If there’s a comparison for Slater’s career arc, it’s not bad to look at current Villanova assistant Dwayne Anderson, who averaged 3.9 minutes as a freshman, 9.2 as a sophomore, 21 as a junior and 26.2 as a senior on the 2008-09 Villanova Final Four team.
An Anderson comparison is fair?
“Yeah, really fair,” Wright said this week. “That would be nice. I would take that for anyone in our program. Because by the end, Dwayne Anderson was really one of our best players, captain on a Final Four team.”
“If you notice in practice, he talks to me constantly, 24-7,” Slater said of Anderson. “Trying to get the best out of me.”
That similar career arc … Anderson sees it, too.
“Just coming in to learn to play every possession,” Anderson said. “Figuring out how to do it for 40 minutes. He definitely has a big role this season. I’m not saying he’s going to average 20 points a game.
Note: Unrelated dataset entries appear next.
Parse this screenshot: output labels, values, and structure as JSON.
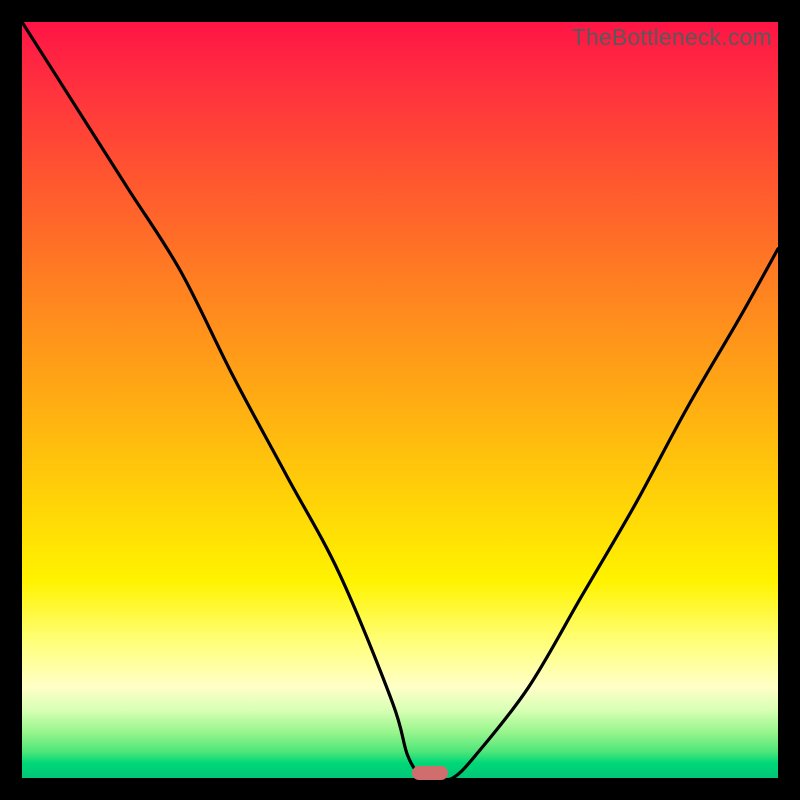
{
  "watermark": "TheBottleneck.com",
  "colors": {
    "frame": "#000000",
    "gradient_top": "#FF1446",
    "gradient_bottom": "#00C777",
    "curve": "#000000",
    "marker": "#CF6E6C",
    "watermark_text": "#595959"
  },
  "chart_data": {
    "type": "line",
    "title": "",
    "xlabel": "",
    "ylabel": "",
    "xlim": [
      0,
      100
    ],
    "ylim": [
      0,
      100
    ],
    "legend": false,
    "grid": false,
    "series": [
      {
        "name": "bottleneck-curve",
        "x": [
          0,
          7,
          14,
          21,
          28,
          35,
          42,
          49,
          51,
          53,
          55,
          57,
          60,
          67,
          74,
          81,
          88,
          95,
          100
        ],
        "values": [
          100,
          89,
          78,
          67,
          53,
          40,
          27,
          10,
          3,
          0,
          0,
          0,
          3,
          12,
          24,
          36,
          49,
          61,
          70
        ]
      }
    ],
    "annotations": [
      {
        "name": "optimal-marker",
        "x": 54,
        "y": 0,
        "shape": "rounded-rect",
        "color": "#CF6E6C"
      }
    ],
    "background": "vertical-gradient red→yellow→green"
  }
}
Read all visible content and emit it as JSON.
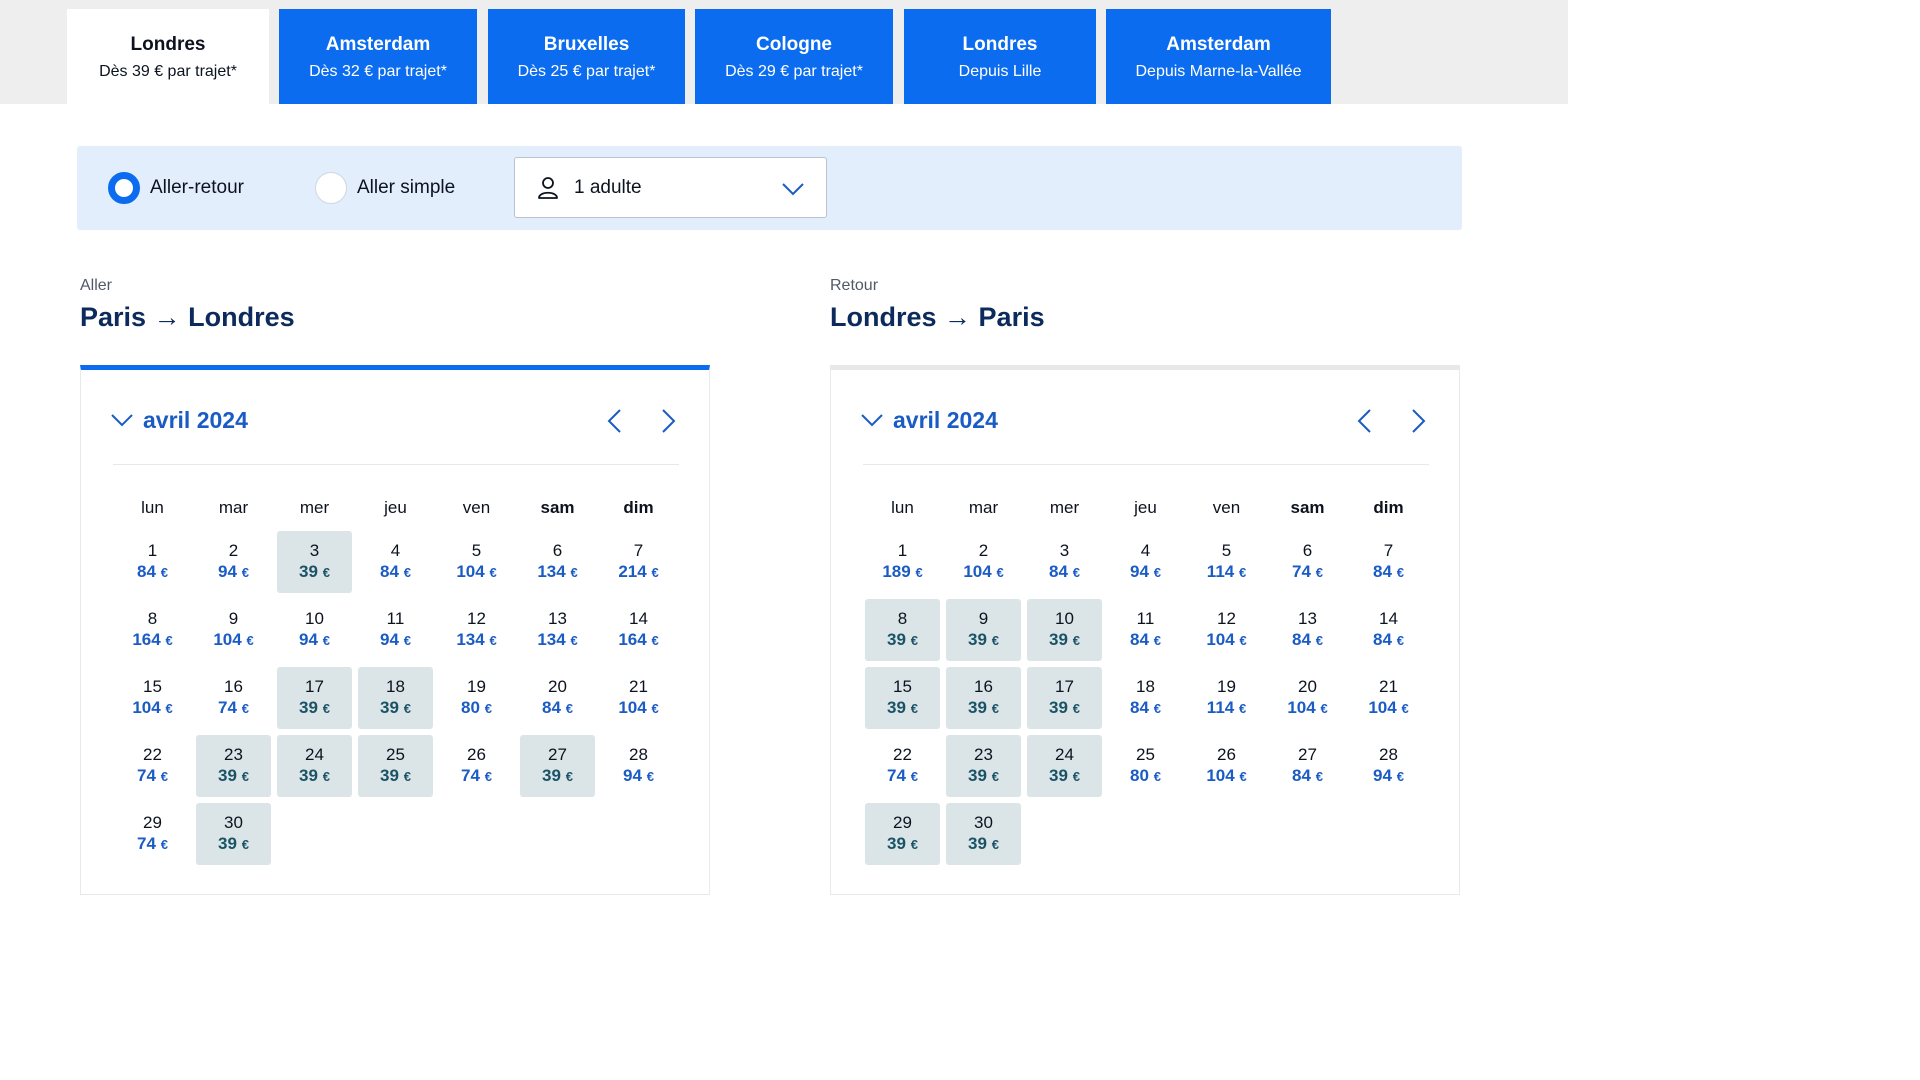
{
  "tabs": [
    {
      "title": "Londres",
      "subtitle": "Dès 39  € par trajet*",
      "active": true
    },
    {
      "title": "Amsterdam",
      "subtitle": "Dès 32 € par trajet*",
      "active": false
    },
    {
      "title": "Bruxelles",
      "subtitle": "Dès 25 € par trajet*",
      "active": false
    },
    {
      "title": "Cologne",
      "subtitle": "Dès 29 € par trajet*",
      "active": false
    },
    {
      "title": "Londres",
      "subtitle": "Depuis Lille",
      "active": false
    },
    {
      "title": "Amsterdam",
      "subtitle": "Depuis Marne-la-Vallée",
      "active": false
    }
  ],
  "options": {
    "round_trip_label": "Aller-retour",
    "one_way_label": "Aller simple",
    "selected": "round_trip",
    "passengers": "1 adulte",
    "passenger_icon": "user-icon",
    "dropdown_icon": "chevron-down-icon"
  },
  "colors": {
    "accent": "#0c6cf0",
    "price_blue": "#1a5bc4",
    "low_price_bg": "#dbe5e8",
    "low_price_text": "#1a5366",
    "options_bg": "#e3eefd"
  },
  "weekdays": [
    "lun",
    "mar",
    "mer",
    "jeu",
    "ven",
    "sam",
    "dim"
  ],
  "weekend_bold": [
    "sam",
    "dim"
  ],
  "currency": "€",
  "legs": [
    {
      "id": "outbound",
      "label": "Aller",
      "from": "Paris",
      "to": "Londres",
      "month": "avril 2024",
      "active": true,
      "days": [
        {
          "d": "1",
          "p": "84",
          "low": false
        },
        {
          "d": "2",
          "p": "94",
          "low": false
        },
        {
          "d": "3",
          "p": "39",
          "low": true
        },
        {
          "d": "4",
          "p": "84",
          "low": false
        },
        {
          "d": "5",
          "p": "104",
          "low": false
        },
        {
          "d": "6",
          "p": "134",
          "low": false
        },
        {
          "d": "7",
          "p": "214",
          "low": false
        },
        {
          "d": "8",
          "p": "164",
          "low": false
        },
        {
          "d": "9",
          "p": "104",
          "low": false
        },
        {
          "d": "10",
          "p": "94",
          "low": false
        },
        {
          "d": "11",
          "p": "94",
          "low": false
        },
        {
          "d": "12",
          "p": "134",
          "low": false
        },
        {
          "d": "13",
          "p": "134",
          "low": false
        },
        {
          "d": "14",
          "p": "164",
          "low": false
        },
        {
          "d": "15",
          "p": "104",
          "low": false
        },
        {
          "d": "16",
          "p": "74",
          "low": false
        },
        {
          "d": "17",
          "p": "39",
          "low": true
        },
        {
          "d": "18",
          "p": "39",
          "low": true
        },
        {
          "d": "19",
          "p": "80",
          "low": false
        },
        {
          "d": "20",
          "p": "84",
          "low": false
        },
        {
          "d": "21",
          "p": "104",
          "low": false
        },
        {
          "d": "22",
          "p": "74",
          "low": false
        },
        {
          "d": "23",
          "p": "39",
          "low": true
        },
        {
          "d": "24",
          "p": "39",
          "low": true
        },
        {
          "d": "25",
          "p": "39",
          "low": true
        },
        {
          "d": "26",
          "p": "74",
          "low": false
        },
        {
          "d": "27",
          "p": "39",
          "low": true
        },
        {
          "d": "28",
          "p": "94",
          "low": false
        },
        {
          "d": "29",
          "p": "74",
          "low": false
        },
        {
          "d": "30",
          "p": "39",
          "low": true
        }
      ]
    },
    {
      "id": "return",
      "label": "Retour",
      "from": "Londres",
      "to": "Paris",
      "month": "avril 2024",
      "active": false,
      "days": [
        {
          "d": "1",
          "p": "189",
          "low": false
        },
        {
          "d": "2",
          "p": "104",
          "low": false
        },
        {
          "d": "3",
          "p": "84",
          "low": false
        },
        {
          "d": "4",
          "p": "94",
          "low": false
        },
        {
          "d": "5",
          "p": "114",
          "low": false
        },
        {
          "d": "6",
          "p": "74",
          "low": false
        },
        {
          "d": "7",
          "p": "84",
          "low": false
        },
        {
          "d": "8",
          "p": "39",
          "low": true
        },
        {
          "d": "9",
          "p": "39",
          "low": true
        },
        {
          "d": "10",
          "p": "39",
          "low": true
        },
        {
          "d": "11",
          "p": "84",
          "low": false
        },
        {
          "d": "12",
          "p": "104",
          "low": false
        },
        {
          "d": "13",
          "p": "84",
          "low": false
        },
        {
          "d": "14",
          "p": "84",
          "low": false
        },
        {
          "d": "15",
          "p": "39",
          "low": true
        },
        {
          "d": "16",
          "p": "39",
          "low": true
        },
        {
          "d": "17",
          "p": "39",
          "low": true
        },
        {
          "d": "18",
          "p": "84",
          "low": false
        },
        {
          "d": "19",
          "p": "114",
          "low": false
        },
        {
          "d": "20",
          "p": "104",
          "low": false
        },
        {
          "d": "21",
          "p": "104",
          "low": false
        },
        {
          "d": "22",
          "p": "74",
          "low": false
        },
        {
          "d": "23",
          "p": "39",
          "low": true
        },
        {
          "d": "24",
          "p": "39",
          "low": true
        },
        {
          "d": "25",
          "p": "80",
          "low": false
        },
        {
          "d": "26",
          "p": "104",
          "low": false
        },
        {
          "d": "27",
          "p": "84",
          "low": false
        },
        {
          "d": "28",
          "p": "94",
          "low": false
        },
        {
          "d": "29",
          "p": "39",
          "low": true
        },
        {
          "d": "30",
          "p": "39",
          "low": true
        }
      ]
    }
  ]
}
But when he comes in, he should affect the game at both ends of the floor.”
That voice that was heard as soon as he left the locker room?
“I pride myself on being loud, trying to communicate,” Slater said. “The coaches, they actually do look to me to be that vocal leader on the floor. They want me to extend my voice, make sure my voice is heard whenever I’m on the floor.”
This man just has a loud story to tell younger guys, about life finally in the fast lane.